Tomorrow is a pretty big day. Like I've mentioned before, my diary is rapidly filling up with appointments for Tyler, but tomorrow is the only one I'm scared about - it's with the Autism specialist team. Tomorrow is the first stage in Tyler's official diagnosis process.
Getting an official diagnosis for Autism can take a long time to get because there are so many things to consider and Autism is such a huge spectrum. No two Autistic children are the same, so getting a diagnosis is not straight forward. To be honest, I have no idea what to expect from this process, but I'm terrified. One part of me wants to get the official diagnosis because it opens up many more opportunities for therapy and assistance. But when they officially state that Tyler has autism, there's no going back. It's a lifelong condition. The tiny bit of hope (which is nothing more than delusion) that Tyler will 'grow out' of this and will one day be totally fine will be completely gone. That is so scary!
Don't get me wrong, I know in my heart that Tyler is autistic, it's more obvious with every day that passes, but the official label brings long term implications. It doesn't scare me that he's autistic (I know I will get used to his behaviour), it scares me that he's autistic FOR LIFE and that could mean so many things! Autistic children grow into autistic teenagers and then autistic adults. What does my son's future hold? I have absolutely no clue and that's scary.
When we have children, we have hopes and dreams for them and to a point we have expectations. I guess we just presume that one day they will stereo-typically go to uni and/or get a good job, fall in love, get married, have children. I know nowadays that stereo-typical is changing by the day, but the vast majority of us still have some conventional hopes, if nothing else. Ultimately though, we all want our children to be happy and successful in whatever they choose to do. But what if everything in Tyler's life has to be a struggle, like communication currently is for him? The thought of him struggling in school or being bullied breaks my heart.
I was bullied at school and to think of Tyler experiencing the feelings I did just tears my heart to pieces. I never want him to feel that isolation, sadness or hurt. How do I stop him going through that though when his differences will make him an easy target? I've already seen it and he's not even 3. When we go to soft play areas or parks, kids look at him strangely when he talks in his own little language or follows them around without talking. On quite a few occasions I've seen kids hit him and Tyler just lets them and even smiles - he has no idea how to defend himself or even to tell someone what is happening to him. He really is so vulnerable.
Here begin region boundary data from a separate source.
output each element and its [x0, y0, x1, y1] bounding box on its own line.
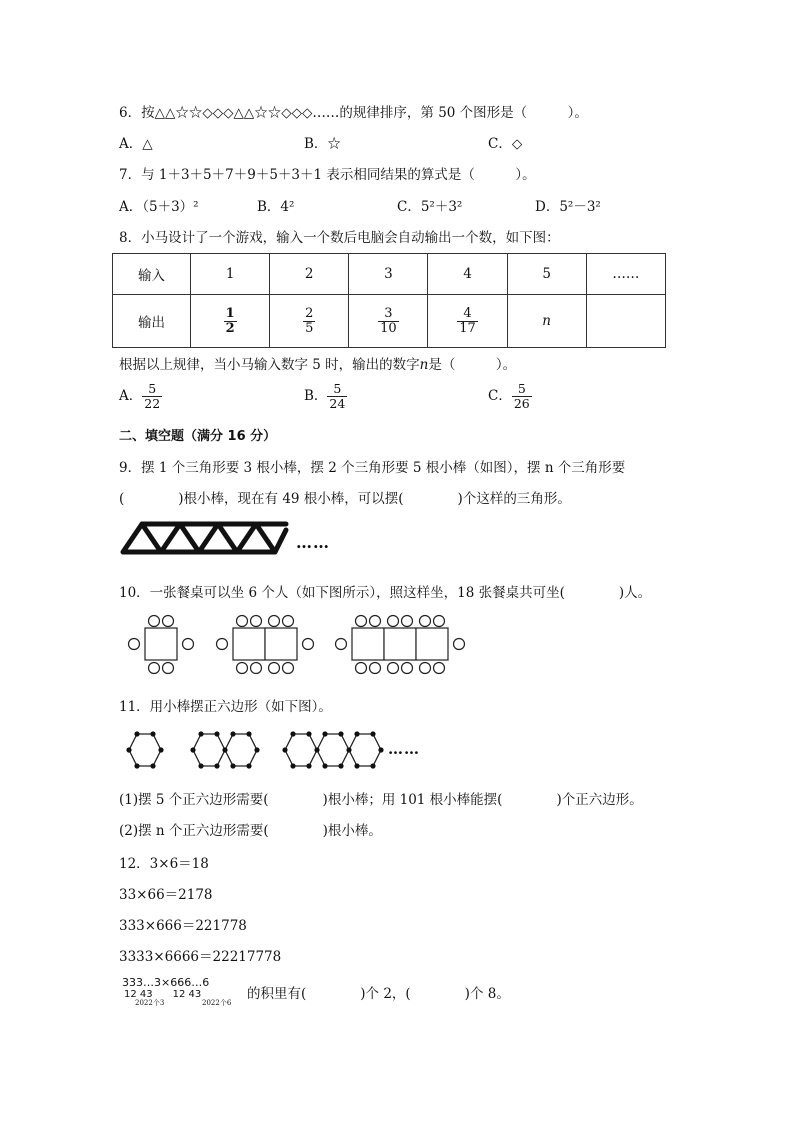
q8-option-b[interactable] [304, 382, 347, 411]
denominator: 17 [459, 320, 476, 336]
triangles-figure [118, 518, 298, 558]
denominator: 22 [144, 396, 161, 411]
question-11: 11．用小棒摆正六边形（如下图）。 [119, 699, 332, 715]
fraction [512, 382, 532, 411]
q8-option-a[interactable] [119, 382, 162, 411]
denominator: 24 [329, 396, 346, 411]
input-cell: 1 [191, 254, 270, 295]
question-10: 10．一张餐桌可以坐 6 个人（如下图所示），照这样坐，18 张餐桌共可坐( )人。 [119, 585, 652, 601]
q8-followup-tail: 是（ ）。 [428, 357, 517, 373]
output-cell-empty [586, 295, 665, 348]
question-9-line2: ( )根小棒，现在有 49 根小棒，可以摆( )个这样的三角形。 [119, 491, 571, 507]
input-cell: …… [586, 254, 665, 295]
fraction [142, 382, 162, 411]
triangles-ellipsis: …… [296, 533, 330, 552]
output-row [113, 295, 666, 348]
q7-option-b[interactable]: B．4² [257, 199, 295, 215]
denominator: 5 [305, 320, 314, 336]
numerator: 4 [463, 305, 472, 321]
q8-followup-var: n [419, 357, 429, 373]
input-cell: 2 [270, 254, 349, 295]
q7-option-c[interactable]: C．5²＋3² [397, 199, 463, 215]
option-label: C． [488, 388, 512, 404]
q12-underbrace-label-6: 2022个6 [202, 999, 232, 1007]
question-12-line4: 3333×6666＝22217778 [119, 949, 282, 965]
input-label: 输入 [113, 254, 191, 295]
q8-option-c[interactable] [488, 382, 532, 411]
question-11-part2: (2)摆 n 个正六边形需要( )根小棒。 [119, 823, 382, 839]
question-6: 6．按△△☆☆◇◇◇△△☆☆◇◇◇……的规律排序，第 50 个图形是（ ）。 [119, 105, 588, 121]
fraction [457, 307, 478, 336]
question-12-tail: 的积里有( )个 2，( )个 8。 [247, 986, 510, 1002]
output-cell [428, 295, 507, 348]
q12-expression-mid: 12 43 12 43 [124, 989, 202, 1000]
q7-option-d[interactable]: D．5²－3² [535, 199, 601, 215]
input-cell: 5 [507, 254, 586, 295]
denominator: 10 [380, 320, 397, 336]
q6-option-c[interactable]: C．◇ [488, 136, 523, 152]
q12-expression-top: 333…3×666…6 [122, 976, 210, 989]
output-cell [349, 295, 428, 348]
question-7: 7．与 1＋3＋5＋7＋9＋5＋3＋1 表示相同结果的算式是（ ）。 [119, 167, 536, 183]
fraction [378, 307, 399, 336]
input-cell: 3 [349, 254, 428, 295]
question-11-part1: (1)摆 5 个正六边形需要( )根小棒；用 101 根小棒能摆( )个正六边形。 [119, 792, 643, 808]
option-label: A． [119, 388, 143, 404]
numerator: 3 [384, 305, 393, 321]
fraction [303, 307, 315, 336]
denominator: 2 [225, 320, 235, 336]
q6-option-a[interactable]: A．△ [119, 136, 153, 152]
output-cell [191, 295, 270, 348]
output-label: 输出 [113, 295, 191, 348]
input-cell: 4 [428, 254, 507, 295]
question-12-line1: 12．3×6＝18 [119, 856, 209, 872]
section-heading: 二、填空题（满分 16 分） [119, 429, 277, 444]
question-8: 8．小马设计了一个游戏，输入一个数后电脑会自动输出一个数，如下图： [119, 230, 560, 246]
numerator: 5 [517, 381, 526, 396]
question-9-line1: 9．摆 1 个三角形要 3 根小棒，摆 2 个三角形要 5 根小棒（如图），摆 n 个三角形要 [119, 460, 626, 476]
option-label: B． [304, 388, 328, 404]
numerator: 1 [225, 305, 235, 321]
numerator: 5 [148, 381, 157, 396]
question-12-line3: 333×666＝221778 [119, 918, 247, 934]
q8-followup-text: 根据以上规律，当小马输入数字 5 时，输出的数字 [119, 357, 420, 373]
q8-followup [119, 356, 516, 374]
output-variable: n [507, 295, 586, 348]
question-12-line2: 33×66＝2178 [119, 887, 213, 903]
input-row [113, 254, 666, 295]
input-output-table [112, 253, 666, 348]
hexagons-ellipsis: …… [388, 740, 420, 758]
fraction [327, 382, 347, 411]
q7-option-a[interactable]: A．（5＋3）² [119, 199, 199, 215]
numerator: 5 [333, 381, 342, 396]
q6-option-b[interactable]: B．☆ [304, 136, 341, 152]
q12-underbrace-label-3: 2022个3 [135, 999, 165, 1007]
numerator: 2 [305, 305, 314, 321]
output-cell [270, 295, 349, 348]
denominator: 26 [513, 396, 530, 411]
fraction [224, 307, 237, 336]
hexagons-figure [122, 728, 392, 778]
tables-figure [122, 612, 472, 680]
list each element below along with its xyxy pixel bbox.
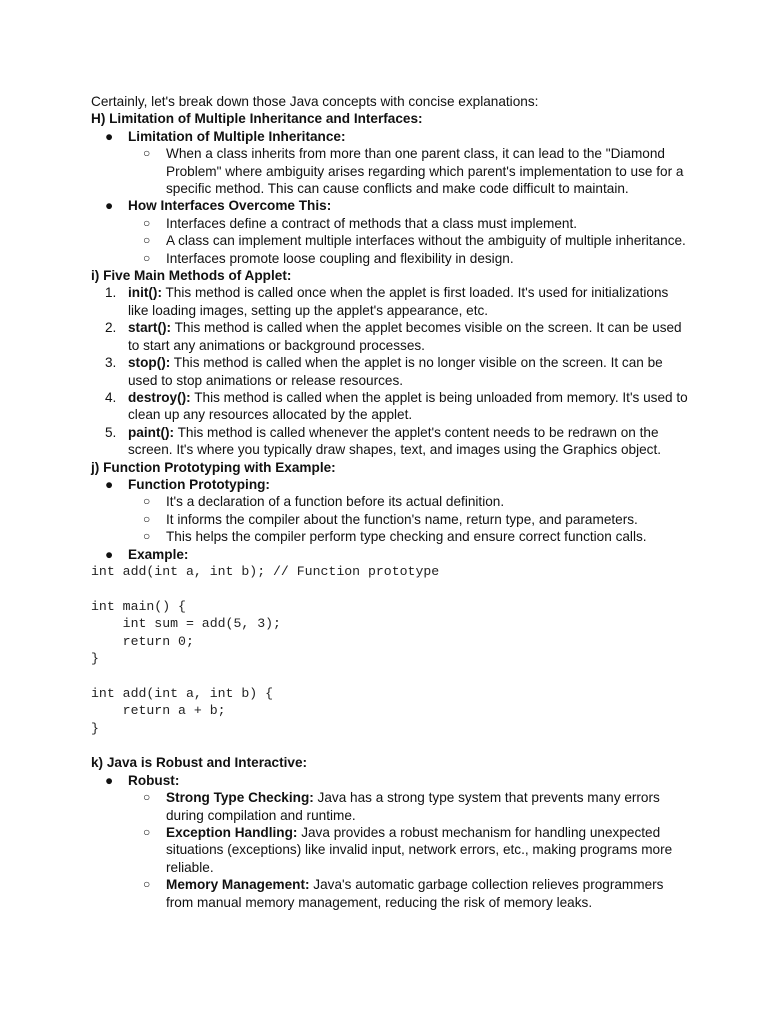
item-title: Example: bbox=[128, 546, 189, 562]
circle-bullet-icon: ○ bbox=[143, 825, 151, 840]
bullet-icon: ● bbox=[105, 128, 114, 144]
list-item bbox=[91, 128, 691, 145]
intro-text: Certainly, let's break down those Java concepts with concise explanations: bbox=[91, 94, 539, 109]
section-h-list bbox=[91, 128, 691, 267]
list-item bbox=[91, 197, 691, 214]
item-number: 1. bbox=[105, 285, 117, 301]
item-text: Java provides a robust mechanism for handling unexpected situations (exceptions) like invalid input, network errors, etc., making programs more reliable. bbox=[166, 825, 673, 875]
item-text: Interfaces promote loose coupling and flexibility in design. bbox=[166, 250, 514, 266]
item-term: stop(): bbox=[128, 355, 171, 371]
item-number: 3. bbox=[105, 355, 117, 371]
bullet-icon: ● bbox=[105, 772, 114, 788]
code-line: return a + b; bbox=[91, 703, 226, 719]
code-block bbox=[91, 563, 691, 737]
item-title: Robust: bbox=[128, 772, 180, 788]
list-item bbox=[91, 824, 691, 876]
item-text: Interfaces define a contract of methods that a class must implement. bbox=[166, 215, 578, 231]
section-k-list bbox=[91, 772, 691, 911]
item-text: A class can implement multiple interfaces without the ambiguity of multiple inheritance. bbox=[166, 233, 686, 249]
item-term: destroy(): bbox=[128, 389, 191, 405]
list-item bbox=[91, 319, 691, 354]
code-line: int main() { bbox=[91, 598, 186, 614]
circle-bullet-icon: ○ bbox=[143, 215, 151, 230]
code-line: return 0; bbox=[91, 633, 194, 649]
code-line: int sum = add(5, 3); bbox=[91, 616, 281, 632]
item-term: Exception Handling: bbox=[166, 825, 298, 841]
section-h-heading: H) Limitation of Multiple Inheritance and Interfaces: bbox=[91, 111, 423, 127]
item-number: 5. bbox=[105, 424, 117, 440]
item-number: 2. bbox=[105, 320, 117, 336]
code-line: } bbox=[91, 720, 99, 736]
item-term: Strong Type Checking: bbox=[166, 790, 314, 806]
circle-bullet-icon: ○ bbox=[143, 877, 151, 892]
item-number: 4. bbox=[105, 389, 117, 405]
code-line bbox=[91, 580, 691, 597]
section-i-heading: i) Five Main Methods of Applet: bbox=[91, 268, 292, 284]
bullet-icon: ● bbox=[105, 546, 114, 562]
item-title: Limitation of Multiple Inheritance: bbox=[128, 128, 346, 144]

When you have a newborn you are so scared to leave them with anyone because you have no way of knowing if they are being looked after properly. As they get older, you presume it gets easier because they should be able to tell you if something is wrong (or atleast you hope they will). For Tyler though I really have to trust anyone he is with. This is partly why he has been taken out of nursery. I know it's the best place for him for his communication, but I didn't trust some of the staff looking after him to ensure that all his needs were being met. During the hot summer, he often came out of nursery dripping in sweat and so thirsty because he couldn't ask for a drink like the other children could. The staff were doing their job, but they just didn't have the time to give Tyler the attention he needs. What happens if I don't trust the teachers at his school? How do I know he will be ok when he goes there? But then I can't wrap him up in cotton wool, as much as I would love to! It's so hard!!!
Truth be told, I have to stop thinking like this. At the minute, I have no idea what the future holds and am nowhere near having any answers to the million questions in my head. I have to just cross every bridge as I get to it otherwise I will end up going crazy. It's easier said than done, but I have to otherwise I will miss out on today with my little star. At the minute, I have him at home with me where I can focus on preparing him for what lies ahead and enjoying our precious time together. Like all children, Tyler is growing up faster than I would like and that's one thing all mothers can empathise with.
|I heard this a long time ago, and it's very true!|
Who knows what tomorrow will bring, but today we can enjoy with our lovely new additions. Meet Bo and Bailey, Tyler's new brothers. (Just incase I didn't have my hands full enough.)